Chinese scientist He Jiankui, in 2018 edited the genes of human embryos (very early stage of a baby even before its birth) to make twin girls resistant to HIV. His actions were widely condemned for several reasons: the research bypassed proper ethical approval, and the edited changes could be passed down to future generations. He edited the genes at the very beginning of life—when the babies were just forming (in germline cells). Such early edits affect every cell, including the ones that are used to have children, so the changes can be inherited.
In contrast, if gene editing is done after a person is born (in somatic cells), it usually affects only certain cells in the body and cannot be passed on to their children.
Most importantly, the procedure’s safety was unproven, exposing children to unknown long-term risks. To prevent such risks, human gene editing is strictly regulated. All studies must go through strict ethical review boards, and approval is only given when the procedure is well-tested, necessary, and unlikely to cause harm.
Tools like CRISPR-Cas are very precise, but scientists still double-check for mistakes by testing edits in cells or animals and scanning DNA to ensure only the intended changes were made. In this way, the scientific community aims to use gene editing in a safe, responsible, and ethical manner.

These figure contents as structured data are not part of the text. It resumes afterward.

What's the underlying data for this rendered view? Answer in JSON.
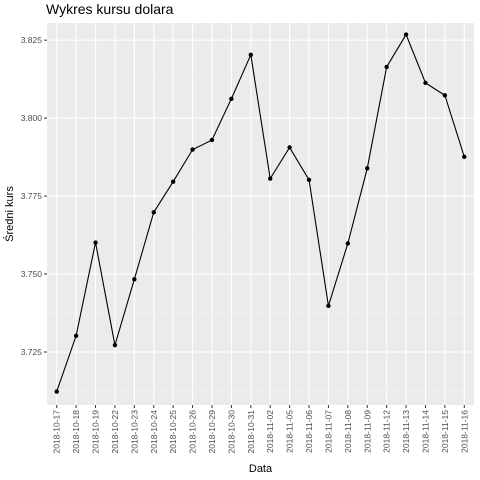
{
  "chart_data": {
    "type": "line",
    "title": "Wykres kursu dolara",
    "xlabel": "Data",
    "ylabel": "Średni kurs",
    "categories": [
      "2018-10-17",
      "2018-10-18",
      "2018-10-19",
      "2018-10-22",
      "2018-10-23",
      "2018-10-24",
      "2018-10-25",
      "2018-10-26",
      "2018-10-29",
      "2018-10-30",
      "2018-10-31",
      "2018-11-02",
      "2018-11-05",
      "2018-11-06",
      "2018-11-07",
      "2018-11-08",
      "2018-11-09",
      "2018-11-12",
      "2018-11-13",
      "2018-11-14",
      "2018-11-15",
      "2018-11-16"
    ],
    "values": [
      3.7123,
      3.7302,
      3.7601,
      3.7272,
      3.7483,
      3.7698,
      3.7796,
      3.7899,
      3.793,
      3.8062,
      3.8203,
      3.7806,
      3.7906,
      3.7802,
      3.7398,
      3.7598,
      3.7839,
      3.8164,
      3.8268,
      3.8113,
      3.8073,
      3.7876
    ],
    "ylim": [
      3.708,
      3.8305
    ],
    "yticks": [
      "3.725",
      "3.750",
      "3.775",
      "3.800",
      "3.825"
    ],
    "grid": true,
    "colors": {
      "panel": "#EBEBEB",
      "grid_major": "#FFFFFF",
      "grid_minor": "#F5F5F5",
      "line": "#000000",
      "axis_text": "#4D4D4D"
    }
  }
}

Then there’s the issue of cost. Many gene therapies are priced in crores, especially those imported from abroad. The government offers financial aid through schemes such as the National Policy for Rare Diseases (2021), covering up to ₹50 lakhs. Yet, the high cost of some gene therapies exceed these limits and awareness remains low.

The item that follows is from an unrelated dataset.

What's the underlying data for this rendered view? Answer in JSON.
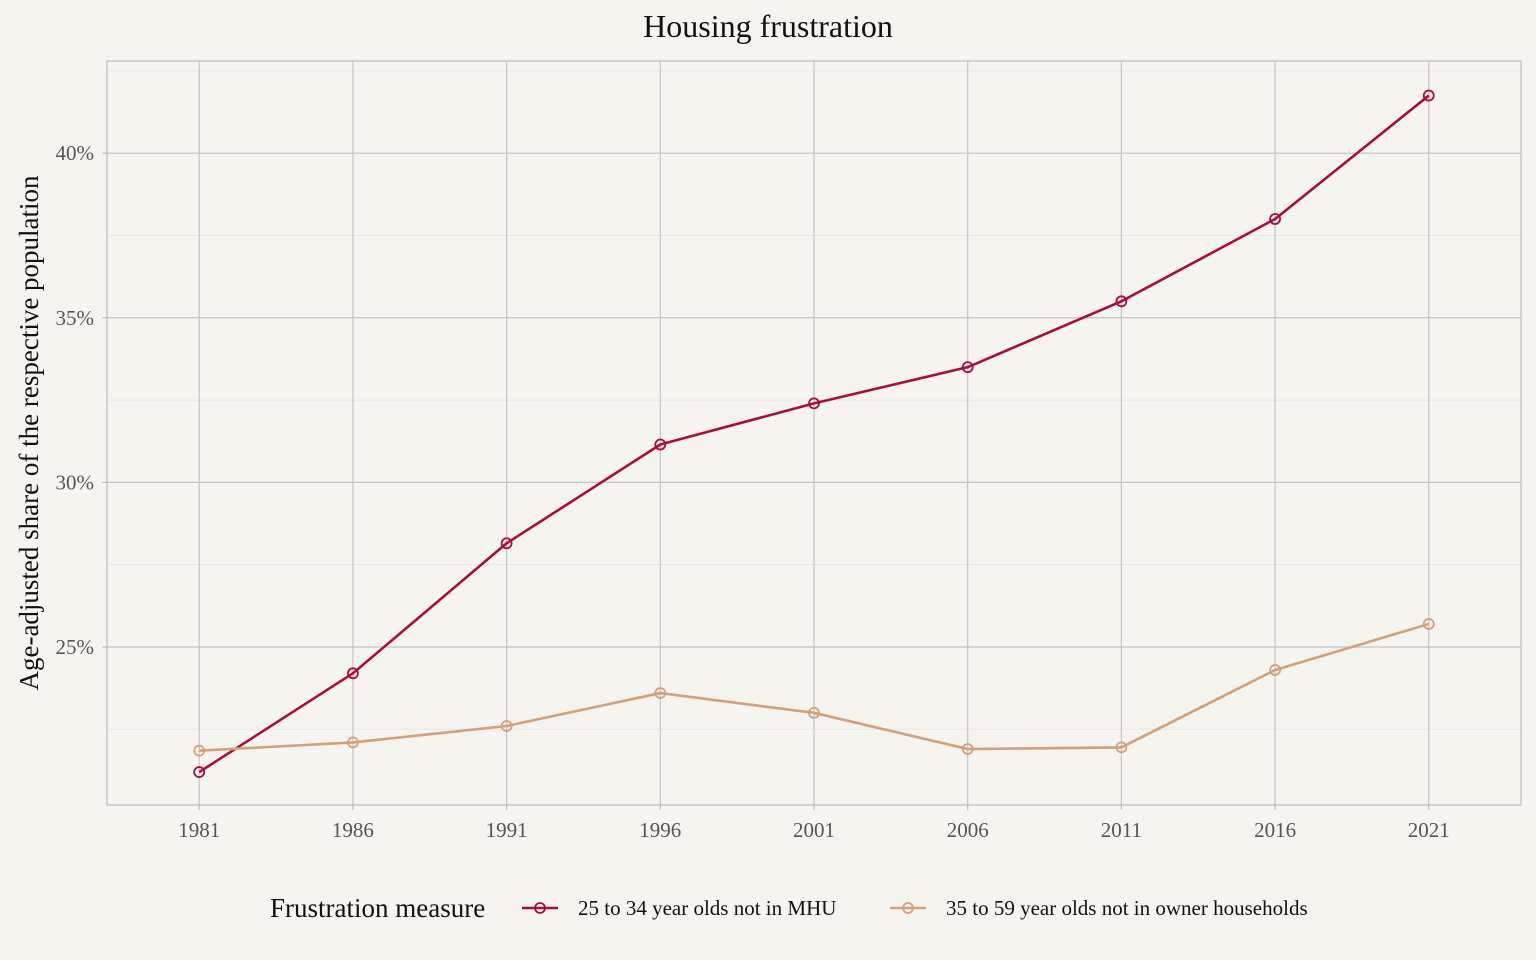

Despite these challenges, India’s investments in indigenous technologies (to reduce reliance on expensive imports), genome mapping, and personalized care reflect an emerging commitment to a more ethical and patient-focused future.
Ultimately, gene therapy isn’t just about curing rare diseases or pushing scientific boundaries. It’s about rewriting the story of healthcare with responsibility, and inclusion. As we gain the power to edit genes, we must ask not just what we can do, but what we should do – and who we do it for.
Because in the end, it’s about changing futures and making sure no one is left behind in the process.